M. Por último, deve ainda eliminar-se o facto provado nº1.27, o qual não consta da acusação/pronúncia, tendo sido aditado, tal como o facto provado 1.26, de forma processualmente inválida, como se sustentou no recurso interlocutório interposto, que, nessa parte, se dá por reproduzido.
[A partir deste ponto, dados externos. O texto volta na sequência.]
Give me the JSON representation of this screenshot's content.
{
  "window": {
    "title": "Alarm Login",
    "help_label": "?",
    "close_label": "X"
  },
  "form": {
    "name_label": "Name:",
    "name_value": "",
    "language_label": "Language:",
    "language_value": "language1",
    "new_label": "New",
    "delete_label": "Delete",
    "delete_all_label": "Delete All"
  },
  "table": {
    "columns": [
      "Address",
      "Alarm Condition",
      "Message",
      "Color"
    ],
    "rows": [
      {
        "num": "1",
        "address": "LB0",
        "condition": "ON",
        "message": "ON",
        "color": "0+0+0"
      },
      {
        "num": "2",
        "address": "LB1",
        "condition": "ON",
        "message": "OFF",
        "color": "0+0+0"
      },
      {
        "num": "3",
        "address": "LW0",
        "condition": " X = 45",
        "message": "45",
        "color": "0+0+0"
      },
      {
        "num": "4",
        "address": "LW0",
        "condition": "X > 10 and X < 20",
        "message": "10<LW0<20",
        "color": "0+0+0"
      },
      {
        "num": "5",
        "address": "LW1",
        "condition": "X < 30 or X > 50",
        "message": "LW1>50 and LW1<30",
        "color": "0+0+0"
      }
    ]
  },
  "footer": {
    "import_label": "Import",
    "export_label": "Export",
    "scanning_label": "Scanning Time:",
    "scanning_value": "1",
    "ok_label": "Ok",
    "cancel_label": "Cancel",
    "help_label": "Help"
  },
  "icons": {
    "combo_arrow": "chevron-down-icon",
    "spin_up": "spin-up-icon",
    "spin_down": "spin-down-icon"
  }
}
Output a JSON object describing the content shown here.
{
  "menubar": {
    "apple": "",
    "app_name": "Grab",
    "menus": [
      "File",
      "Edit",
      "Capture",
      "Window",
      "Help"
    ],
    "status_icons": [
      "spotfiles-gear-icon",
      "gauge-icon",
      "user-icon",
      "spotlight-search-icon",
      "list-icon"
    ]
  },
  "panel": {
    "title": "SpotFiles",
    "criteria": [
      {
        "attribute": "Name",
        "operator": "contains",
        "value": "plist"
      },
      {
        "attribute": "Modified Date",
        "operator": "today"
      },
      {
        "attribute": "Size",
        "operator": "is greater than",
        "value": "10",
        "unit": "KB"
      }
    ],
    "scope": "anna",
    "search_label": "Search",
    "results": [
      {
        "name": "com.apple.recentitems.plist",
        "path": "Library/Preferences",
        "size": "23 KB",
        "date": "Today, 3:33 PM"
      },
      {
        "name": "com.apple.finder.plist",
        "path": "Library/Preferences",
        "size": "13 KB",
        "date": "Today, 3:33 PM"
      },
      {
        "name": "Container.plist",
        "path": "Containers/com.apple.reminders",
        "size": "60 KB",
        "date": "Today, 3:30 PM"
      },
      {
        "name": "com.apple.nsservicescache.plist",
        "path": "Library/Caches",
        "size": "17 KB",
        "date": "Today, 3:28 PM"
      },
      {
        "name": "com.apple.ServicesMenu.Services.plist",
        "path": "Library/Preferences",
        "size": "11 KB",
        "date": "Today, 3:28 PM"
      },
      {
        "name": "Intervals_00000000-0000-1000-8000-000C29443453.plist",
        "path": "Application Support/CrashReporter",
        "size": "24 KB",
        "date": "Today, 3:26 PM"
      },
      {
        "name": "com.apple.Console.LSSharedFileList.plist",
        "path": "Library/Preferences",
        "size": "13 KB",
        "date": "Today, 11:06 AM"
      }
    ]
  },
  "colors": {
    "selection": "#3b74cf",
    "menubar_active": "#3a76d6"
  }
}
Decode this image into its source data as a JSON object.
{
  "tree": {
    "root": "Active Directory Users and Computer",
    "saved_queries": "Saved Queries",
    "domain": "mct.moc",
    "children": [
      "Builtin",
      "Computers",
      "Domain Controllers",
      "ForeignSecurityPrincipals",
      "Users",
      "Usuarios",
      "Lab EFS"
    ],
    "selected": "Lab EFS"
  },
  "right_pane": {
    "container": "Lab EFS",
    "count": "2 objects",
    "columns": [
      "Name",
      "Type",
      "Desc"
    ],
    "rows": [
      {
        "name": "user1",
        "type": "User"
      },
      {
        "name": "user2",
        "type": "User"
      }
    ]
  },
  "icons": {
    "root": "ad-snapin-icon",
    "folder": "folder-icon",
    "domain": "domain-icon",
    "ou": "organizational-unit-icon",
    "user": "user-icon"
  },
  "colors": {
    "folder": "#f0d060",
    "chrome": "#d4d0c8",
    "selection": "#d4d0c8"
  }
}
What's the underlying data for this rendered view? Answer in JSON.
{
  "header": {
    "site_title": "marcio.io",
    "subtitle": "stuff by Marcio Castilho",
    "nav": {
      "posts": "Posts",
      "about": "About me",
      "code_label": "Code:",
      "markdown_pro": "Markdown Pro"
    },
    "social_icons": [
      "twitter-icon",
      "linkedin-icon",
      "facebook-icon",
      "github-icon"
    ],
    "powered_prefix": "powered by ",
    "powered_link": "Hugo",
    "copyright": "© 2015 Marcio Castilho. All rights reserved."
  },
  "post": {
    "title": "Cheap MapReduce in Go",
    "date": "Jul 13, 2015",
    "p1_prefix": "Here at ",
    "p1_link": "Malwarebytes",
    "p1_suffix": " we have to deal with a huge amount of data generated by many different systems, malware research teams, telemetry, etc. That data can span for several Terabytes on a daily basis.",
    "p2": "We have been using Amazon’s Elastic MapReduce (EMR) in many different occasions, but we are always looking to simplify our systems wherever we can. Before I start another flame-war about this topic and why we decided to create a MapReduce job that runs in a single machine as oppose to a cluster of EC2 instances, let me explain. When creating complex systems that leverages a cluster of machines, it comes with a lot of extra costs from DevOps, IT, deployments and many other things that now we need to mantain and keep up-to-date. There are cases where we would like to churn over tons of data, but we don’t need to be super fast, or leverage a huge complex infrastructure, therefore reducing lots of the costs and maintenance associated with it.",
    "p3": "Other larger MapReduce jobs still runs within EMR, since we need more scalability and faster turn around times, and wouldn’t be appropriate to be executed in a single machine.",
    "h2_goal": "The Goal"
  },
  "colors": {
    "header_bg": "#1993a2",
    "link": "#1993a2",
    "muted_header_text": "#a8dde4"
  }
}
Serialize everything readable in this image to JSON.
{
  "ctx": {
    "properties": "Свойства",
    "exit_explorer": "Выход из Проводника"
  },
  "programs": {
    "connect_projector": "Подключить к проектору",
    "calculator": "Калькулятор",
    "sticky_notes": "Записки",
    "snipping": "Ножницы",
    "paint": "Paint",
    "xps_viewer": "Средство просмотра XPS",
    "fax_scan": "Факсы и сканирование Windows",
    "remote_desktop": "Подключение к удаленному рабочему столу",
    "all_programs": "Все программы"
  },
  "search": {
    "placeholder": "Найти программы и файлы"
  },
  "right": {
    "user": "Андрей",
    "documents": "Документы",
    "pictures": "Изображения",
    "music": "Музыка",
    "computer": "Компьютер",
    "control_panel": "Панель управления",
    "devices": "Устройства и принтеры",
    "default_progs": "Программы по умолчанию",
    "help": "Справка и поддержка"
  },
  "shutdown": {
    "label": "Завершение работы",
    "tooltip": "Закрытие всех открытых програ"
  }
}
Aliás, o Arguido não ameaçou nem nunca pretendeu agredir ninguém, sendo absolutamente abusiva a interpretação efectuada por alguns dos presentes acerca da sua intenção.
DO DIREITO: DO CRIME DE PERTURBAÇÃO DE ASSEMBLEIA DE VOTO OU DE APURAMENTO
N. Deferida a impugnação da matéria de facto, não há qualquer base factual para sustentar que o Arguido perturbou de forma grave a realização ou funcionamento da assembleia de voto, razão pela qual não está preenchido o tipo objectivo do crime previsto no artigo 196º da Lei Orgânica mº1/2001, 14 de Agosto (crime de perturbação de assembleia de voto ou de apuramento).
O. De resto, mesmo que não fossem deferidos todos os pontos de facto impugnados, designadamente, os factos 1.12 e 1.26, continuaria a não haver base factual suficiente para concluir que ocorreu uma perturbação grave do acto eleitoral.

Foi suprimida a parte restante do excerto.